La guérison chilienne

Une socialiste face à un candidat de droite qui ne doit rien à Pinochet : le deuxième tour de la présidentielle marquera le début d’une nouvelle ère

L’élection présidentielle chilienne a clos l’ère Pinochet. Définitivement. Tel est le principal enseignement du premier tour de scrutin, le 11 décembre, où, derrière le succès de la socialiste Michelle Bachelet – elle totalise 46 % des voix – se jouait également une instructive primaire à droite, entre conservateurs et modernistes. A l’issue de ce  » match dans le match « , l’outsider non pinochétiste Sebastian Piñera (25,5 %) a devancé l’ultralibéral Joaquin Lavin (23 %), dont la discrète filiation avec l’ancien dictateur explique sans doute le net recul par rapport à son score de la dernière présidentielle.  » Depuis le départ de Pinochet, en 1990, le Chili se trouvait dans une phase de transition, estime le Chilien Rodrigo Contreras, chercheur associé à l’Ecole des hautes études en sciences sociales (EHESS), à Paris. L’ombre tutélaire de l’ex-homme fort planait encore sur le pays et son influence continuait de s’exercer. Cette transition est maintenant achevée.  »

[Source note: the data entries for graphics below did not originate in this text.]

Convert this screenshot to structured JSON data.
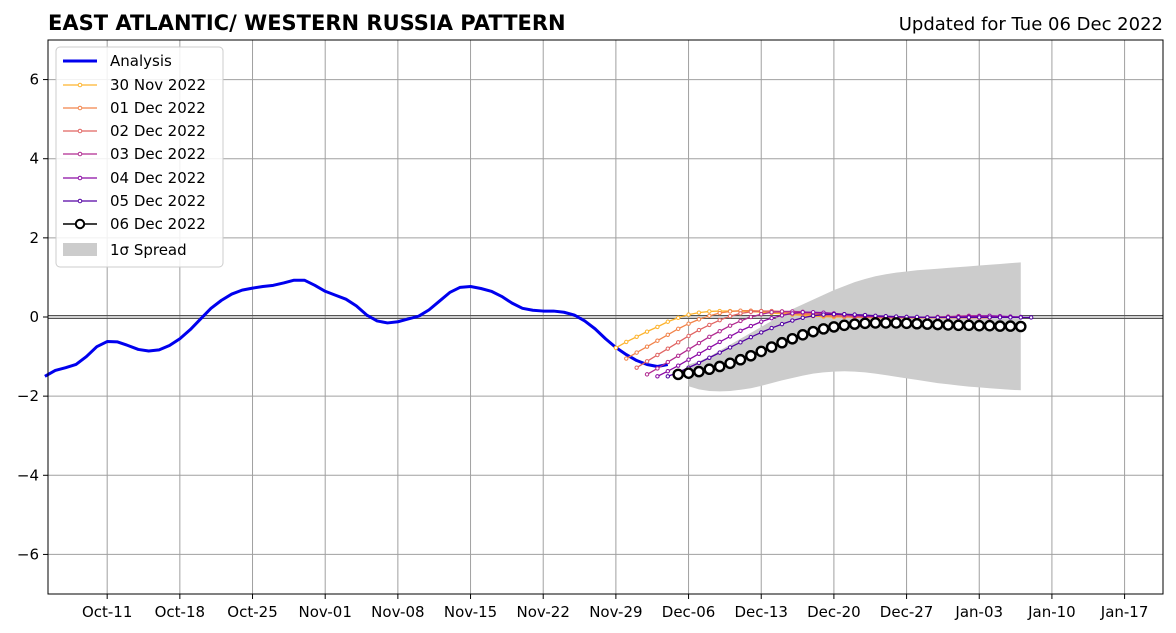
{
  "chart_data": {
    "type": "line",
    "title": "EAST ATLANTIC/ WESTERN RUSSIA PATTERN",
    "subtitle": "Updated for Tue 06 Dec 2022",
    "x_origin_date": "2022-10-05",
    "xlim_days": [
      0.3,
      107.7
    ],
    "ylim": [
      -7,
      7
    ],
    "xticks": [
      {
        "day": 6,
        "label": "Oct-11"
      },
      {
        "day": 13,
        "label": "Oct-18"
      },
      {
        "day": 20,
        "label": "Oct-25"
      },
      {
        "day": 27,
        "label": "Nov-01"
      },
      {
        "day": 34,
        "label": "Nov-08"
      },
      {
        "day": 41,
        "label": "Nov-15"
      },
      {
        "day": 48,
        "label": "Nov-22"
      },
      {
        "day": 55,
        "label": "Nov-29"
      },
      {
        "day": 62,
        "label": "Dec-06"
      },
      {
        "day": 69,
        "label": "Dec-13"
      },
      {
        "day": 76,
        "label": "Dec-20"
      },
      {
        "day": 83,
        "label": "Dec-27"
      },
      {
        "day": 90,
        "label": "Jan-03"
      },
      {
        "day": 97,
        "label": "Jan-10"
      },
      {
        "day": 104,
        "label": "Jan-17"
      }
    ],
    "yticks": [
      {
        "value": 6,
        "label": "6"
      },
      {
        "value": 4,
        "label": "4"
      },
      {
        "value": 2,
        "label": "2"
      },
      {
        "value": 0,
        "label": "0"
      },
      {
        "value": -2,
        "label": "−2"
      },
      {
        "value": -4,
        "label": "−4"
      },
      {
        "value": -6,
        "label": "−6"
      }
    ],
    "grid": true,
    "legend_position": "upper-left",
    "analysis": {
      "name": "Analysis",
      "color": "#0000ee",
      "start_day": 0,
      "values": [
        -1.5,
        -1.35,
        -1.28,
        -1.2,
        -1.0,
        -0.75,
        -0.62,
        -0.63,
        -0.72,
        -0.82,
        -0.86,
        -0.83,
        -0.72,
        -0.55,
        -0.32,
        -0.05,
        0.22,
        0.42,
        0.58,
        0.68,
        0.73,
        0.77,
        0.8,
        0.86,
        0.93,
        0.93,
        0.8,
        0.65,
        0.55,
        0.45,
        0.28,
        0.05,
        -0.1,
        -0.15,
        -0.12,
        -0.05,
        0.02,
        0.18,
        0.4,
        0.62,
        0.75,
        0.77,
        0.72,
        0.65,
        0.52,
        0.35,
        0.22,
        0.17,
        0.15,
        0.15,
        0.12,
        0.05,
        -0.1,
        -0.3,
        -0.55,
        -0.77,
        -0.95,
        -1.1,
        -1.2,
        -1.25,
        -1.2
      ]
    },
    "forecasts": [
      {
        "name": "30 Nov 2022",
        "color": "#fdb42f",
        "start_day": 55,
        "values": [
          -0.78,
          -0.63,
          -0.5,
          -0.37,
          -0.25,
          -0.12,
          -0.02,
          0.06,
          0.11,
          0.14,
          0.15,
          0.15,
          0.15,
          0.14,
          0.12,
          0.1,
          0.08,
          0.06,
          0.04,
          0.02,
          0.01,
          0.0,
          0.0,
          -0.01,
          -0.01,
          -0.02,
          -0.02,
          -0.02,
          -0.02,
          -0.02,
          -0.02,
          -0.02,
          -0.02,
          -0.02,
          -0.02,
          -0.02
        ]
      },
      {
        "name": "01 Dec 2022",
        "color": "#f2844b",
        "start_day": 56,
        "values": [
          -1.05,
          -0.9,
          -0.75,
          -0.6,
          -0.45,
          -0.3,
          -0.17,
          -0.06,
          0.03,
          0.1,
          0.14,
          0.16,
          0.16,
          0.15,
          0.13,
          0.11,
          0.09,
          0.07,
          0.05,
          0.03,
          0.02,
          0.01,
          0.0,
          -0.01,
          -0.01,
          -0.02,
          -0.02,
          -0.02,
          -0.02,
          -0.02,
          -0.02,
          -0.02,
          -0.02,
          -0.02,
          -0.02,
          -0.02
        ]
      },
      {
        "name": "02 Dec 2022",
        "color": "#e16462",
        "start_day": 57,
        "values": [
          -1.28,
          -1.12,
          -0.96,
          -0.8,
          -0.64,
          -0.48,
          -0.33,
          -0.2,
          -0.08,
          0.02,
          0.09,
          0.13,
          0.15,
          0.15,
          0.14,
          0.12,
          0.1,
          0.08,
          0.06,
          0.04,
          0.02,
          0.01,
          0.0,
          0.0,
          -0.01,
          -0.01,
          -0.01,
          -0.01,
          -0.01,
          0.0,
          0.0,
          0.01,
          0.02,
          0.02,
          0.01,
          0.0
        ]
      },
      {
        "name": "03 Dec 2022",
        "color": "#b12a90",
        "start_day": 58,
        "values": [
          -1.45,
          -1.3,
          -1.14,
          -0.98,
          -0.82,
          -0.66,
          -0.5,
          -0.36,
          -0.22,
          -0.1,
          0.0,
          0.07,
          0.12,
          0.14,
          0.14,
          0.13,
          0.11,
          0.09,
          0.07,
          0.05,
          0.03,
          0.02,
          0.01,
          0.0,
          0.0,
          -0.01,
          -0.01,
          -0.01,
          0.0,
          0.01,
          0.02,
          0.03,
          0.03,
          0.02,
          0.01,
          0.0
        ]
      },
      {
        "name": "04 Dec 2022",
        "color": "#8b0aa5",
        "start_day": 59,
        "values": [
          -1.5,
          -1.37,
          -1.23,
          -1.08,
          -0.93,
          -0.78,
          -0.63,
          -0.49,
          -0.35,
          -0.23,
          -0.12,
          -0.03,
          0.04,
          0.09,
          0.12,
          0.12,
          0.11,
          0.09,
          0.07,
          0.05,
          0.03,
          0.02,
          0.01,
          0.0,
          0.0,
          -0.01,
          -0.01,
          -0.01,
          -0.01,
          0.0,
          0.01,
          0.02,
          0.03,
          0.02,
          0.01,
          0.0
        ]
      },
      {
        "name": "05 Dec 2022",
        "color": "#5302a3",
        "start_day": 60,
        "values": [
          -1.5,
          -1.4,
          -1.28,
          -1.16,
          -1.03,
          -0.9,
          -0.77,
          -0.64,
          -0.51,
          -0.39,
          -0.28,
          -0.18,
          -0.09,
          -0.02,
          0.03,
          0.06,
          0.07,
          0.07,
          0.06,
          0.05,
          0.03,
          0.02,
          0.01,
          0.0,
          0.0,
          -0.01,
          -0.01,
          -0.01,
          -0.01,
          -0.01,
          -0.01,
          -0.01,
          -0.01,
          -0.01,
          -0.01,
          -0.01
        ]
      },
      {
        "name": "06 Dec 2022",
        "color": "#000000",
        "start_day": 61,
        "markers": "circle-large",
        "values": [
          -1.45,
          -1.42,
          -1.38,
          -1.32,
          -1.25,
          -1.17,
          -1.08,
          -0.98,
          -0.87,
          -0.76,
          -0.65,
          -0.55,
          -0.45,
          -0.37,
          -0.3,
          -0.25,
          -0.21,
          -0.18,
          -0.16,
          -0.15,
          -0.15,
          -0.15,
          -0.16,
          -0.17,
          -0.18,
          -0.19,
          -0.2,
          -0.21,
          -0.21,
          -0.22,
          -0.22,
          -0.23,
          -0.23,
          -0.24
        ]
      }
    ],
    "spread": {
      "name": "1σ Spread",
      "color": "#cccccc",
      "start_day": 62,
      "upper": [
        -1.2,
        -1.12,
        -1.0,
        -0.85,
        -0.7,
        -0.55,
        -0.4,
        -0.25,
        -0.1,
        0.05,
        0.2,
        0.32,
        0.44,
        0.56,
        0.68,
        0.78,
        0.88,
        0.96,
        1.03,
        1.08,
        1.12,
        1.15,
        1.18,
        1.2,
        1.22,
        1.24,
        1.26,
        1.28,
        1.3,
        1.32,
        1.34,
        1.36,
        1.38
      ],
      "lower": [
        -1.75,
        -1.83,
        -1.87,
        -1.88,
        -1.87,
        -1.84,
        -1.8,
        -1.74,
        -1.67,
        -1.6,
        -1.54,
        -1.48,
        -1.43,
        -1.4,
        -1.38,
        -1.37,
        -1.38,
        -1.4,
        -1.43,
        -1.47,
        -1.51,
        -1.55,
        -1.59,
        -1.63,
        -1.67,
        -1.7,
        -1.73,
        -1.76,
        -1.78,
        -1.8,
        -1.82,
        -1.84,
        -1.85
      ]
    },
    "legend": [
      {
        "label": "Analysis",
        "key": "analysis"
      },
      {
        "label": "30 Nov 2022",
        "key": "f0"
      },
      {
        "label": "01 Dec 2022",
        "key": "f1"
      },
      {
        "label": "02 Dec 2022",
        "key": "f2"
      },
      {
        "label": "03 Dec 2022",
        "key": "f3"
      },
      {
        "label": "04 Dec 2022",
        "key": "f4"
      },
      {
        "label": "05 Dec 2022",
        "key": "f5"
      },
      {
        "label": "06 Dec 2022",
        "key": "f6"
      },
      {
        "label": "1σ Spread",
        "key": "spread"
      }
    ]
  }
}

Processus lent, la  » dépinochétisation  » commence par l’électrochoc de son arrestation à Londres, en 1998. Niée par une partie du pays, la question des violations des droits de l’homme vient alors sur la place publique. Un an plus tard, l’élection de Ricardo Lagos au palais de la Moneda marque la deuxième étape. L’avènement du premier président socialiste depuis Salvador Allende n’est pas seulement symbolique. Lagos tient à démontrer que les socialistes chiliens, avec leurs partenaires chrétiens-démocrates, sont capables de gérer le pays. Objectif largement atteint, qui lui permet aujourd’hui de placer sur orbite Michelle Bachelet. Lors du 30e anniversaire du putsch de 1973, un nouveau pas est franchi lorsque Lagos, toujours lui, fait sauter un tabou : il réhabilite Allende, jusque-là effacé de la mémoire collective.  » Il y a alors eu une re-légitimation du discours de gauche « , observe Rodrigo Contreras. Vient enfin le coup de grâce : en 2004, les révélations sur les comptes secrets de la famille Pinochet placés à la banque Riggs achèvent de discréditer le patriarche multimillionnaire qui avait toujours pris soin de cultiver, avec succès, l’image d’un homme au train de vie modeste.

 » Pinochet ? Il n’existe plus « , déclarait à juste titre Lagos le mois dernier. A quelques semaines du second tour, le 15 janvier 2006, c’est une bonne nouvelle. Pour le pays tout entier.